About this time began the numerous miraculous cures which are alleged to have been effected through the prayers of Hohenlohe. On 1 February 1821, he was suddenly cured at Hassfurt of a severe pain in the throat in consequence of the prayers of a devout peasant named Martin Michel. His belief in the efficacy of prayer was greatly strengthened by this cure, and on 21 June 1821, he succeeded in curing the Princess Mathilda von Schwarzenberg, who had been a paralytic for eight years, by his prayers which he joined with those of Martin Michel.

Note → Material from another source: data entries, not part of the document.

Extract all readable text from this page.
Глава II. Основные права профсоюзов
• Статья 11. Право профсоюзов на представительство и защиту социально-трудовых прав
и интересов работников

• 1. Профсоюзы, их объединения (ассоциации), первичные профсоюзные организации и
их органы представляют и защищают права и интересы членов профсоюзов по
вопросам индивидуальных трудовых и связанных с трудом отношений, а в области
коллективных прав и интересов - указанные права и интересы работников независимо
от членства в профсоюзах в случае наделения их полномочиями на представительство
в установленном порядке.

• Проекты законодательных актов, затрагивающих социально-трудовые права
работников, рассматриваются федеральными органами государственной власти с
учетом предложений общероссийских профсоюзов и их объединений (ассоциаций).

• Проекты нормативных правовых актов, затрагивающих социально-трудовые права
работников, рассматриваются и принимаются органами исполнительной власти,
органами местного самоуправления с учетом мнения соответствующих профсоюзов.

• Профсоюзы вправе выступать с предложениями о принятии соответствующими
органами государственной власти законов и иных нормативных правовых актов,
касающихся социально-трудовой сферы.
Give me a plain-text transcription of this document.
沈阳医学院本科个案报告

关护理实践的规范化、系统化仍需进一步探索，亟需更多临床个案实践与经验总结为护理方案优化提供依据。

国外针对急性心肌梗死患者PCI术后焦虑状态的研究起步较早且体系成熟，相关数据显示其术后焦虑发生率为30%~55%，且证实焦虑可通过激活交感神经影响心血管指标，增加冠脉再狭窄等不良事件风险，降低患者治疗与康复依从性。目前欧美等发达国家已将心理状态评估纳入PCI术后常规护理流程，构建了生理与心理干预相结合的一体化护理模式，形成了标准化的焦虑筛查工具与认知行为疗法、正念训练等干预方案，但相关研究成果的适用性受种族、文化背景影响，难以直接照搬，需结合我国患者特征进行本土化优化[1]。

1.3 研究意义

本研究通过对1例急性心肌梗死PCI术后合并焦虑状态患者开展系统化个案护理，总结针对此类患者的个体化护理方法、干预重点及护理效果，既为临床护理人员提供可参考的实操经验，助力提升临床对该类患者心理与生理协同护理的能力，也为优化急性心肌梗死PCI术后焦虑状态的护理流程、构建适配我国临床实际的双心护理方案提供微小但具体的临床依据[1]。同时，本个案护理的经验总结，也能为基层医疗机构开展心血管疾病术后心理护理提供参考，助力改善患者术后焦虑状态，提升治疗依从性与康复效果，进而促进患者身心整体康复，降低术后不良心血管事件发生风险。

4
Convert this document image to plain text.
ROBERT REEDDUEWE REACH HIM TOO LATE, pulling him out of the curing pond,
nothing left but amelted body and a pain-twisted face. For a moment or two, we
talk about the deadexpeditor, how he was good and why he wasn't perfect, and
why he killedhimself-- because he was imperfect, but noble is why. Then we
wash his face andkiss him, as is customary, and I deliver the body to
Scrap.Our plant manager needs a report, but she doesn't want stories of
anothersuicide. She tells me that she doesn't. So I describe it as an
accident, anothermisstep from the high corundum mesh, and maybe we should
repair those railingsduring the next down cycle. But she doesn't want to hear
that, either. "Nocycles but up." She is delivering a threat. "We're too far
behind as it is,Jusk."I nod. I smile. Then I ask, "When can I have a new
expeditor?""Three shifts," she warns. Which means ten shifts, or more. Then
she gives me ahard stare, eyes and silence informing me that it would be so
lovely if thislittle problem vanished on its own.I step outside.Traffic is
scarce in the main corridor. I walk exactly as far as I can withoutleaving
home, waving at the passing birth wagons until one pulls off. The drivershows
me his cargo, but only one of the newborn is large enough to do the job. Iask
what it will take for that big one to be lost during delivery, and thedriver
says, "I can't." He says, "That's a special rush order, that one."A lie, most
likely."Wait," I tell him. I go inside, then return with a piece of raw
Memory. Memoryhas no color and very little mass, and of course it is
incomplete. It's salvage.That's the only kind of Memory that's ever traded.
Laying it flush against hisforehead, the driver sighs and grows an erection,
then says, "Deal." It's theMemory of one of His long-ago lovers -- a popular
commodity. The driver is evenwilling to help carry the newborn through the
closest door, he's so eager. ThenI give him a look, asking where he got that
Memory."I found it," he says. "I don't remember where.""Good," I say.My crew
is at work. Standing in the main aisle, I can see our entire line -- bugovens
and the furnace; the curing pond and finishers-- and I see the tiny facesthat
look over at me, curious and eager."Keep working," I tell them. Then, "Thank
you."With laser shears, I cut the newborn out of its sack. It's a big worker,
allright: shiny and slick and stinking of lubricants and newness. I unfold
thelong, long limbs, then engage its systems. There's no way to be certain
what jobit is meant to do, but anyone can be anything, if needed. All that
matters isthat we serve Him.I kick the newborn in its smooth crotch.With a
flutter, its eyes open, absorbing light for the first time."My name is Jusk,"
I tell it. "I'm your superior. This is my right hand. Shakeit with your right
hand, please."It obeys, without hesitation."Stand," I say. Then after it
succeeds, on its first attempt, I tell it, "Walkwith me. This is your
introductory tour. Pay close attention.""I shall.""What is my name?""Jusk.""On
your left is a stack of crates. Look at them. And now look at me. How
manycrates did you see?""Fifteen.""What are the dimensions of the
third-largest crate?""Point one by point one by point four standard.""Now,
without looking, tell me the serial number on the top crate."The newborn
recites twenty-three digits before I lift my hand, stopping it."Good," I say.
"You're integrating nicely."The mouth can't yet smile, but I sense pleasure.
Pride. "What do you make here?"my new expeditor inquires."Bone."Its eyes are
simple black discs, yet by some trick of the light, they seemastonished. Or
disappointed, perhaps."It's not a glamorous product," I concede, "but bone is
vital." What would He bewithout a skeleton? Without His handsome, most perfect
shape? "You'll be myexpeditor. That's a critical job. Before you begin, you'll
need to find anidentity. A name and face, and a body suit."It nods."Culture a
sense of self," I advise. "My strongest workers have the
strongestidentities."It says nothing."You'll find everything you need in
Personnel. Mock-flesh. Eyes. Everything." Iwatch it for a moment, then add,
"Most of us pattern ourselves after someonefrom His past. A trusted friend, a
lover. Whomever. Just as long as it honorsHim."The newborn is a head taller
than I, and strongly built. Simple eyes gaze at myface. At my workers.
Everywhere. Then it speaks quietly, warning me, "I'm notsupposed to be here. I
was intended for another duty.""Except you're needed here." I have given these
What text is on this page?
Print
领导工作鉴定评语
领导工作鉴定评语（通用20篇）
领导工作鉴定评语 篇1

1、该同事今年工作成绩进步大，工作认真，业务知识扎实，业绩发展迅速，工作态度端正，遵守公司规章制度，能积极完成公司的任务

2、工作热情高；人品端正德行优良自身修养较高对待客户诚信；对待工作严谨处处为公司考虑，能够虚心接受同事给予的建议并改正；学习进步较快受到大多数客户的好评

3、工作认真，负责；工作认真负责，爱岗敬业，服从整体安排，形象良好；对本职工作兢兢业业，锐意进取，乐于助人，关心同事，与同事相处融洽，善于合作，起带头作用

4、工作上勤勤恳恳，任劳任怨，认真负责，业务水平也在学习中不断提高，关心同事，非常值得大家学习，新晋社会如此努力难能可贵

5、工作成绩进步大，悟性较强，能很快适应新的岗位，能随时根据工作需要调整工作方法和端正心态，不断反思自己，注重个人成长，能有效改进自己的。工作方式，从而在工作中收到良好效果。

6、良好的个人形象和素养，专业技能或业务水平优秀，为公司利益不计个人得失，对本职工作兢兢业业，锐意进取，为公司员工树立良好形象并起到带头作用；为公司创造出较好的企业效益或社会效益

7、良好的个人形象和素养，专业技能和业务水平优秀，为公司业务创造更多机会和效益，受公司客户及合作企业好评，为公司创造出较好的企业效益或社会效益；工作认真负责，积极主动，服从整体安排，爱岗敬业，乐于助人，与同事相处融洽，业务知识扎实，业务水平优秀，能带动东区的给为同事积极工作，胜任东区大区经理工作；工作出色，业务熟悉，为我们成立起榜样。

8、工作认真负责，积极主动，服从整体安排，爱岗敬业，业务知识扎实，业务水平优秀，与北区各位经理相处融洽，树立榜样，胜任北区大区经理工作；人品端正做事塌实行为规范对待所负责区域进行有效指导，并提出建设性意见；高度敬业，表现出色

Having asked the pope whether he was permitted to attempt similar cures in the future, he was told not to attempt any more public cures, but he continued them in private. He would specify a time during which he would pray for those that applied to him, and in this manner he effected numerous cures not only on the Continent, but also in England, Ireland, and the United States. He acquired such fame as a performer of miraculous cures that a cult began to develop around him. Crowds from several countries flocked to partake of the beneficial influence of his supposed supernatural gifts.

==Ann Mattingly's cure==
Ann Mattingly, the widowed sister of Thomas Carbery, mayor of Washington D.C., became seriously ill in 1817, and was eventually diagnosed with cancer. As the illness progressed, some friends suggested they contact Hohenlohe. Laudanum proved ineffective and her doctors advised palliative care. Stephen Dubuisson, of St. Patrick's Catholic Church wrote to Hohenlohe. In his response, Hohenlohe recommended a novena, and advised that he offered Mass and prayers on the 10th of each month at 9 a.m. for those outside Europe who wished to join with him in prayer. Dubuisson calculated what time it would be in Washington when it was 9 o'clock in Hamburg, and conducted his Mass accordingly. It was reported to William Matthews, pastor of St. Patrick's, that Mattingly was instantly restored to health and that even large bedsores on her back had disappeared. Matthews immediately went to visit her; according to him, she was smiling and greeted him at the door. Mattingly's quick recovery was noted by several prominent Washington physicians, and by those attending to her, as shocking. When word of the event circulated, it was sensationalized by the local press. Matthews responded by criticizing the priests who exaggerated the story, but described the event to the National Intelligencer as a miracle.

Mattingly's astonishing healing became a polarizing event, heralding a rise in anti-Catholicism in the United States.

Ultimately, on account of the interference of the authorities with his operations, he went to Vienna in 1821 and then to Hungary, where he became a canon of Grosswardein. In 1844 he was made titular Bishop of Sardica. In 1849, he died at Vöslau near Vienna.

Alexander was the author of a number of ascetic and controversial writings, which were collected and published in one edition by S. Brunner in 1851.